I have not seen any of these insects on my plants at home but there were lots of them on the squash plant at school. I need to research this one. Click on the picture to see him up close. (I saw an article in a gardening magazine today that suggested keeping a list of insects found in your garden and to identify them by preserving one in a little medicine container that you freeze overnight to use as a specimen. Clay will love having insects in our freezer!!)
This picture is out of order, we don't have a fern bed with a beautiful forest behind it at school. This is up at Mountain Lake, War Spur Trail.
This is the flower bed the kids helped me plant. It is packed with sunflowers and cosmos (I think!) It probably needs to be thinned a lot. The big barrel in the back is a compost turner that was donated to us from the librarian. I'm not having much luck with it, but I'm not there to turn it often during the summer.
Another picture of the squash bed with a view of the purple basil and lots of weeds. We put the black weed paper down between the beds at the end of school. It is puffing up as a lot of grass continues to grow underneath.
This is one of the tomato beds. We just planted cherry and Roma, so there would be more for the kids to pick if they are still producing then. We have another tomato bed with some peppers, but they are not doing as well.
This is the herb bed. It has dill, Thai basil, mint, chives, and rosemary. Plus we through in a rhubarb plant.
From mountain lake we saw a lot of rhododendron.
A view of the hotel from the far side of the lake. Those that have been here before know that the level of the lake is shockingly low.
Colorful shelf fungi.
Another view of the now horseshoe shaped lake.
I liked this picture of the tree roots blending in with the rocks.

4 comments:

Jess said...

Liz, I just got to my sister's and got my computer back from having it repaired! I am learning a lot from your blog. I am jealous of your peppers, we have two plants and neither are producing the way yours are. Bob said our sunflowers grew about a foot last week, the beans are coming in and he thinks he will get to eat the first ripe tomato this weekend. I think the idea of keeping the bugs in your freezer is good but weird at the same time. :-)

Karey said...

Hmmm... for whatever reason I did today - it appears I can get onto your blogs and post a comment (hopefully).. I guess if you are reading this - then it worked. LOL!

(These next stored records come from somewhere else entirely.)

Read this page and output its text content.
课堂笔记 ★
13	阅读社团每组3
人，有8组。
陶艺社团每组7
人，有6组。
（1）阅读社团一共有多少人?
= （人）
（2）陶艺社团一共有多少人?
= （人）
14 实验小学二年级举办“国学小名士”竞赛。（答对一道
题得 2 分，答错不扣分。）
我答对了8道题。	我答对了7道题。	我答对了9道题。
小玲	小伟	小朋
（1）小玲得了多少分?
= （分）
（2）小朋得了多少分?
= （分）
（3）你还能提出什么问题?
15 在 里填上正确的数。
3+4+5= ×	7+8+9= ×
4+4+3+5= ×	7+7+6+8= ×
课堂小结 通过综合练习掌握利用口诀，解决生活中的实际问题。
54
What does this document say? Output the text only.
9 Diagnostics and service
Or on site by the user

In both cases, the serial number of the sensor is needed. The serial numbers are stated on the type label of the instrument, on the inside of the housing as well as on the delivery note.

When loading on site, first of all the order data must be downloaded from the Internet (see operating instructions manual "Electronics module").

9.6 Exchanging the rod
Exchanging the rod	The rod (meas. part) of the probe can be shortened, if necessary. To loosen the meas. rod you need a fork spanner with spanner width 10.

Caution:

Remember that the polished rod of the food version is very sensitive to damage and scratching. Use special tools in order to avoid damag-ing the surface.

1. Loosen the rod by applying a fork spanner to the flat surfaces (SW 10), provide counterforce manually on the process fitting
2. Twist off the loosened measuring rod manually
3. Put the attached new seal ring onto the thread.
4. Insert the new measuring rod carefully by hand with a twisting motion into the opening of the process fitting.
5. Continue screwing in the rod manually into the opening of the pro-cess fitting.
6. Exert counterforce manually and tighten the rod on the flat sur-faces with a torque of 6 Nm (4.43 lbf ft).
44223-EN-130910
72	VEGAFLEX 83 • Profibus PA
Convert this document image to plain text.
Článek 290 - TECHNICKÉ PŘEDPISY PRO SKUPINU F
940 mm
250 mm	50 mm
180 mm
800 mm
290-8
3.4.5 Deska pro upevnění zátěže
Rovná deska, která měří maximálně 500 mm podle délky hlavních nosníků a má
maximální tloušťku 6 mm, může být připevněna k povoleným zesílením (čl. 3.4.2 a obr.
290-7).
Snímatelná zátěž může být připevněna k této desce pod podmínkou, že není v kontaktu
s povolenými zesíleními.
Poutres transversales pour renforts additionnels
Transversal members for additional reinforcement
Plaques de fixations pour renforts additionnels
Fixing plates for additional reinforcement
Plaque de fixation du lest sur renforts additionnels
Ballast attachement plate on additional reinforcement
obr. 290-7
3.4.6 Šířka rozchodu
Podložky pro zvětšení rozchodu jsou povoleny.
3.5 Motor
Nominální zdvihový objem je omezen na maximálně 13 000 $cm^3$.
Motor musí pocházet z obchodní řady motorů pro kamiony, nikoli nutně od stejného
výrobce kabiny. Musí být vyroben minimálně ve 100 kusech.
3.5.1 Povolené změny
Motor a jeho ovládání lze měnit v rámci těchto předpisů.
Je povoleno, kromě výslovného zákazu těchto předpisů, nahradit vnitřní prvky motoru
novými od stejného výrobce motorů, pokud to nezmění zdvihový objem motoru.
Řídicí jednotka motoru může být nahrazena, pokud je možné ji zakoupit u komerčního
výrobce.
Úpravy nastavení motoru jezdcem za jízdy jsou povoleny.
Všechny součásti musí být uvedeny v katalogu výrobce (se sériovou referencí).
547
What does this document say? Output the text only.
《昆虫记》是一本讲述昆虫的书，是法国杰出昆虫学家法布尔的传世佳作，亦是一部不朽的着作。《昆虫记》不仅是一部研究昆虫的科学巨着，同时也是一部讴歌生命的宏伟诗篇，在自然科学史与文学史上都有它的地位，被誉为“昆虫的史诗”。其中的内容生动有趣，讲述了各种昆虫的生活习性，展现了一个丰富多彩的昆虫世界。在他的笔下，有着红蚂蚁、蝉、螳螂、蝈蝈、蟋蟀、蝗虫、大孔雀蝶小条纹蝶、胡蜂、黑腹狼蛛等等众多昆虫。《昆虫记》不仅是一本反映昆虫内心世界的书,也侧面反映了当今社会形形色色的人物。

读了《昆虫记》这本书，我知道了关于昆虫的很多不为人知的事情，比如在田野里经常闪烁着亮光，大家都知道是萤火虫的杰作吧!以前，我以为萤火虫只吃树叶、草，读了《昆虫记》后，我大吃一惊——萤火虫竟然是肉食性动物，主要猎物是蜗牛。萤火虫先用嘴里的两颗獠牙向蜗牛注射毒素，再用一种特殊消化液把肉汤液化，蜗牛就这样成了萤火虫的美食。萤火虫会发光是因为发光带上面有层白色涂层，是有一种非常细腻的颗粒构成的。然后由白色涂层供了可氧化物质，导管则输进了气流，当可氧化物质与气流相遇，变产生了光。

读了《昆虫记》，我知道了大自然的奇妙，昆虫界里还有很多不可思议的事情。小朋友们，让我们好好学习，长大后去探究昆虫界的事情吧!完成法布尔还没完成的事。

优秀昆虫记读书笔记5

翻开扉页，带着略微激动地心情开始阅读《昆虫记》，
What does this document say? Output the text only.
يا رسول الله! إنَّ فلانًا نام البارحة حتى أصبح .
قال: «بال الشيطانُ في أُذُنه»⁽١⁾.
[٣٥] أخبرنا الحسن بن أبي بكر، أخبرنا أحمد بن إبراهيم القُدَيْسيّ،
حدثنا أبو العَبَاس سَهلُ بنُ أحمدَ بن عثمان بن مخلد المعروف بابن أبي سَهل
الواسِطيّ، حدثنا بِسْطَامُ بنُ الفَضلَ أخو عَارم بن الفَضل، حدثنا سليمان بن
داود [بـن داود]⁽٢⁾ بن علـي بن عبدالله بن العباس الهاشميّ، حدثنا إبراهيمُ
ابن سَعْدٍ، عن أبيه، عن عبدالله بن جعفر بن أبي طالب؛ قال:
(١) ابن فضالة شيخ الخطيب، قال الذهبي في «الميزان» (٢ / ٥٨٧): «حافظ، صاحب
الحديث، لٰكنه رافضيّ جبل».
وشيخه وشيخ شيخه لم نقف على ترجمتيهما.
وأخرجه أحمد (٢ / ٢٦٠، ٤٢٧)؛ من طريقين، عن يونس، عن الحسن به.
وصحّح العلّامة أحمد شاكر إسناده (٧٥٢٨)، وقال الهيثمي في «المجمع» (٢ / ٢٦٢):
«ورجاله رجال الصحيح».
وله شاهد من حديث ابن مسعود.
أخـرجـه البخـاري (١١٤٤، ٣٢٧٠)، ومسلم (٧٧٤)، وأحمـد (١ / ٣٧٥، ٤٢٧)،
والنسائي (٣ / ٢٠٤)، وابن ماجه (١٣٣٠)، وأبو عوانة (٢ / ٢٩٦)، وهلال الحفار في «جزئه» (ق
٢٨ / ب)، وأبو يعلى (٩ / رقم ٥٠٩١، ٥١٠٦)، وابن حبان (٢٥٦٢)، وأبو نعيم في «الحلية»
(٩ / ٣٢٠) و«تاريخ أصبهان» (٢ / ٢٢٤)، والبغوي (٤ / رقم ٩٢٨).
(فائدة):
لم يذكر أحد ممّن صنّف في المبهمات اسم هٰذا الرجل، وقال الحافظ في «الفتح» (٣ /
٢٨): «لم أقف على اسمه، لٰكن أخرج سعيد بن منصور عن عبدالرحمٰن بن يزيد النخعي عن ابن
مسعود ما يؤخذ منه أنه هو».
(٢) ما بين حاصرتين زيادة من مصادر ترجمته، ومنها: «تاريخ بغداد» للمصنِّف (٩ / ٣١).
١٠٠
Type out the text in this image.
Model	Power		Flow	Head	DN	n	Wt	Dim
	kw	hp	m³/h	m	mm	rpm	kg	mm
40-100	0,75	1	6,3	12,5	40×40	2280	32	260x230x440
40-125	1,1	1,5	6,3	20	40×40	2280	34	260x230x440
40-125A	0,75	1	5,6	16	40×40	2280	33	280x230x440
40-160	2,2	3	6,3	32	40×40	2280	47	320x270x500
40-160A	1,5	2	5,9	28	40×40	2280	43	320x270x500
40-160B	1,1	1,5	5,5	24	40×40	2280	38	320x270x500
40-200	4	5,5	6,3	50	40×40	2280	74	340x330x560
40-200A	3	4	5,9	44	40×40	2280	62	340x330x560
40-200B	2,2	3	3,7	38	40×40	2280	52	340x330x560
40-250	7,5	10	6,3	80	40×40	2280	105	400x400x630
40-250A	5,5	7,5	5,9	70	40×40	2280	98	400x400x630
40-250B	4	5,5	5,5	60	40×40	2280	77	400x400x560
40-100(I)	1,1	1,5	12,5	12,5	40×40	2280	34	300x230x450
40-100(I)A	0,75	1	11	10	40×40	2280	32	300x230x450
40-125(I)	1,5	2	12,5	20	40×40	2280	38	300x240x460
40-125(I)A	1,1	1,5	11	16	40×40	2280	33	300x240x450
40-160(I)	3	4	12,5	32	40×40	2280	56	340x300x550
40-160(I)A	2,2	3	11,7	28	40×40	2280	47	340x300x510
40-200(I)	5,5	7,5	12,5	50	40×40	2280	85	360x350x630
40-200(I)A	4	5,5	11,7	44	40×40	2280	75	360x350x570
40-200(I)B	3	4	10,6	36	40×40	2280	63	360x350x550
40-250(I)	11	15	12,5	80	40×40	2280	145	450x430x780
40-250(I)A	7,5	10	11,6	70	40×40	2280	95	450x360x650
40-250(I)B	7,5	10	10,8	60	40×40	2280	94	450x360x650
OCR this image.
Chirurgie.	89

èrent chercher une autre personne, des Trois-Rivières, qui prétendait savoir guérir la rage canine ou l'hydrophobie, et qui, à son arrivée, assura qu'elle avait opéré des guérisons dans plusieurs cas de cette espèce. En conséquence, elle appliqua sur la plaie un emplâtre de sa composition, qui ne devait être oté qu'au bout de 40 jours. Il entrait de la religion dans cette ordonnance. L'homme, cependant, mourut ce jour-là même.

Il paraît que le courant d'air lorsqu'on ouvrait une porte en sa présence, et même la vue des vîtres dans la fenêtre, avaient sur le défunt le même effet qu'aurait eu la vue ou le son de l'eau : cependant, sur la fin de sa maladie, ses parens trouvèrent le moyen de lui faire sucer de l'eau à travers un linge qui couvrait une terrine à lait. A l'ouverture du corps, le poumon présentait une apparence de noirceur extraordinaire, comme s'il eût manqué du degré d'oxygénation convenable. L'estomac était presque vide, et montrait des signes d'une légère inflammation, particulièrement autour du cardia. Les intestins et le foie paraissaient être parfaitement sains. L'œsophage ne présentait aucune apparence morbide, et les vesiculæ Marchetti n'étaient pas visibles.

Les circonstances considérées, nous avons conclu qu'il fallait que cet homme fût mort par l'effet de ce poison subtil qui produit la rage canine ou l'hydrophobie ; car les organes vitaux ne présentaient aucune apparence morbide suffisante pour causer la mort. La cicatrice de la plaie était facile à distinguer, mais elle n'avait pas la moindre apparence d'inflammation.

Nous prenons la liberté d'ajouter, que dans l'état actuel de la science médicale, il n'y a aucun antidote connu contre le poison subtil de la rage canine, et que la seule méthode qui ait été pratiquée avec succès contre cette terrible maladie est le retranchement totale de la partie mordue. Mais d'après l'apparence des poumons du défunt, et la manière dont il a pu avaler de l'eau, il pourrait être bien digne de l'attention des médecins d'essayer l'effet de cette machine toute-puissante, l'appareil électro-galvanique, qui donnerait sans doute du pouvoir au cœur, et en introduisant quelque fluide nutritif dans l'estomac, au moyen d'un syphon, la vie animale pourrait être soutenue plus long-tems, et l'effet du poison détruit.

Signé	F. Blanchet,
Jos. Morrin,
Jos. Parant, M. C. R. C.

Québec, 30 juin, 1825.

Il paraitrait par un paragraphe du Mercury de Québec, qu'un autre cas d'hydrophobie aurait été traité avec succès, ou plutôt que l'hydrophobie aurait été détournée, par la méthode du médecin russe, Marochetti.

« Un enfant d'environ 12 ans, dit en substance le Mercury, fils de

You have such a green thumb...

And I was commenting yesterday on the church picnic... I wanted to make a comment about the kids - I have never seen so many kids soaking wet :) They were awesome - and certainly enjoying the rain much more than the adults :)

Rach said...

The gardens look fantastic!

As for Mountain Lake, it's just so sad. Every time I come home and we go hiking up that way I get all wistful about it.

Barnetts said...

Wow your garden seems to be growing great. I am jealous, we didn't plant one this year.